Ces exemples sont des choix. Les décideurs choisissent d’exclure des groupes et ce qui est important pour les groupes marginalisés (intentionnellement ou non) du fait que certains ont du pouvoir, d’autres pas. Cette position collective part donc du fait que les données sont par nature politiques. Pour s’assurer que les données servent à renforcer la jouissance des droits humains, il faut d’abord reconnaître ce fait. Ensuite, pour remédier aux problèmes que pose le système actuel, il faut démystifier et démocratiser les données. Le rôle que jouent les données dans la prise de décisions consiste souvent à remplacer des conversations difficiles par des choix qu'on fait passer pour des décisions de nature purement technique, par exemple, lorsque des acteurs du pouvoir disent qu'il est trop coûteux de mettre en place des processus décisionnels participatifs ou qu'il est trop difficile de recueillir des données ventilées ou même que les expériences vécues ne constituent pas des informations valables à partir desquelles des décisions devraient être prises. Cela permet aux personnes au pouvoir d’éviter de confronter d’autres problèmes systémiques, tels que l’inégalité, le racisme, le patriarcat, dans lesquels elles pourraient être impliquées.

Ce n’est malheureusement pas un nouveau problème. Les données ont toujours été utilisées par les personnes au pouvoir pour justifier des décisions qui viennent consolider le pouvoir exercé sur les autres. Bien avant l’époque actuelle de développement durable mondial, certains types de données — celles qui sont considérées « scientifiquement objectives » — ont été utilisés pour dissimuler et justifier des motivations plus politiques, telles que l’assujettissement ou la réduction au silence des populations. Les puissances coloniales prétendaient recueillir des informations « scientifiques » sur les populations colonisées en vue d’assurer leur « mieux-être ». Le régime actuel du développement durable continue d’adopter une position par rapport aux données qui est paternaliste et dominée par des acteurs du pouvoir, qui continuent d’exercer le pouvoir grâce au contrôle de l’information. En diminuant les connaissances et les expériences des communautés concernées et marginalisées et en les qualifiant d’information inférieure, elles excluent effectivement davantage les communautés dont elles prétendent servir les intérêts.
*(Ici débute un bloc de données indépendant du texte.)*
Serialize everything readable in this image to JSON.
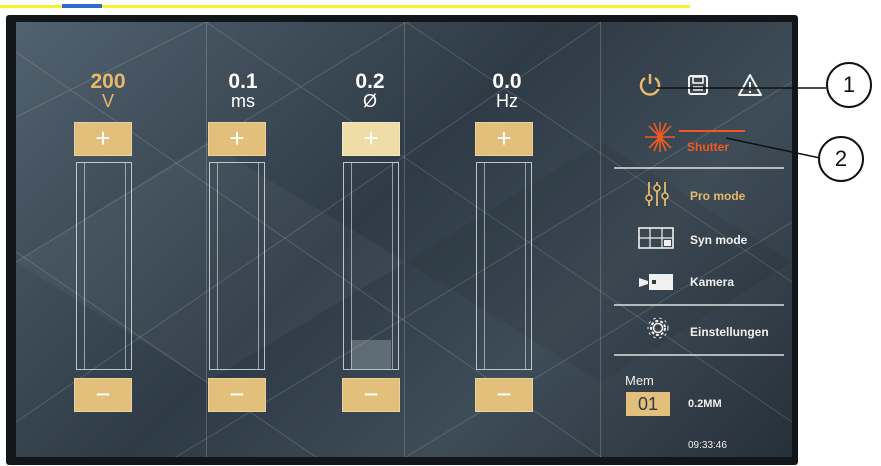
{
  "controls": [
    {
      "value": "200",
      "unit": "V",
      "fill": 0.0
    },
    {
      "value": "0.1",
      "unit": "ms",
      "fill": 0.0
    },
    {
      "value": "0.2",
      "unit": "Ø",
      "fill": 0.14
    },
    {
      "value": "0.0",
      "unit": "Hz",
      "fill": 0.0
    }
  ],
  "buttons": {
    "plus": "+",
    "minus": "−"
  },
  "toolbar": {
    "icons": [
      "power-icon",
      "save-icon",
      "warning-icon"
    ]
  },
  "shutter": {
    "label": "Shutter",
    "color": "#f05a22"
  },
  "menu": {
    "pro_mode": "Pro mode",
    "syn_mode": "Syn mode",
    "camera": "Kamera",
    "settings": "Einstellungen"
  },
  "memory": {
    "label": "Mem",
    "slot": "01",
    "value": "0.2MM"
  },
  "clock": "09:33:46",
  "callouts": [
    "1",
    "2"
  ],
  "colors": {
    "accent": "#e2c07b",
    "accent_text": "#e7b96a",
    "shutter": "#f05a22"
  }
}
De plus, la numérisation de tous les aspects de nos vies a apporté énormément de pouvoir aux entreprises technologiques et a encore réduit le pouvoir et le contrôle que les populations exercent sur les données et sur l’information, ce qui a de sérieuses répercussions sur les processus décisionnels publics. D’énormes quantités de données nous concernant sont recueillies dans notre vie publique et privée chaque fois que nous utilisons des dispositifs de télécommunication, des moyens d’identification numériques ou biométriques, des services Internet, des plateformes de paiement, etc. Les États —et les grandes entreprises—utilisent de plus en plus ces données, qui sont recueillies à des fins tout autres que la formulation de politiques, pour accomplir diverses fonctions publiques, depuis la prestation de services jusqu’au maintien de l’ordre en passant par l’affectation de ressources. Cependant, les données produites commercialement donnent une image partielle de la société, se fondant sur une vision des gens comme consommateurs plutôt que comme détenteurs de droits, et ne devraient pas servir de seul fondement à la prise de décisions publiques. Et comme les États externalisent d’importantes fonctions publiques, les entreprises technologiques peuvent désormais influer sur l’accès de la population aux services, aux marchés et aux opportunités sans être suffisamment surveillées ni appelées à rendre des comptes par le public. Il s’ensuit un important déséquilibre du pouvoir sur les politiques et pratiques publiques, et donc sur la vie des gens, ce qui mérite l’attention urgente des défenseur-e-s des droits humains et de la justice sociale.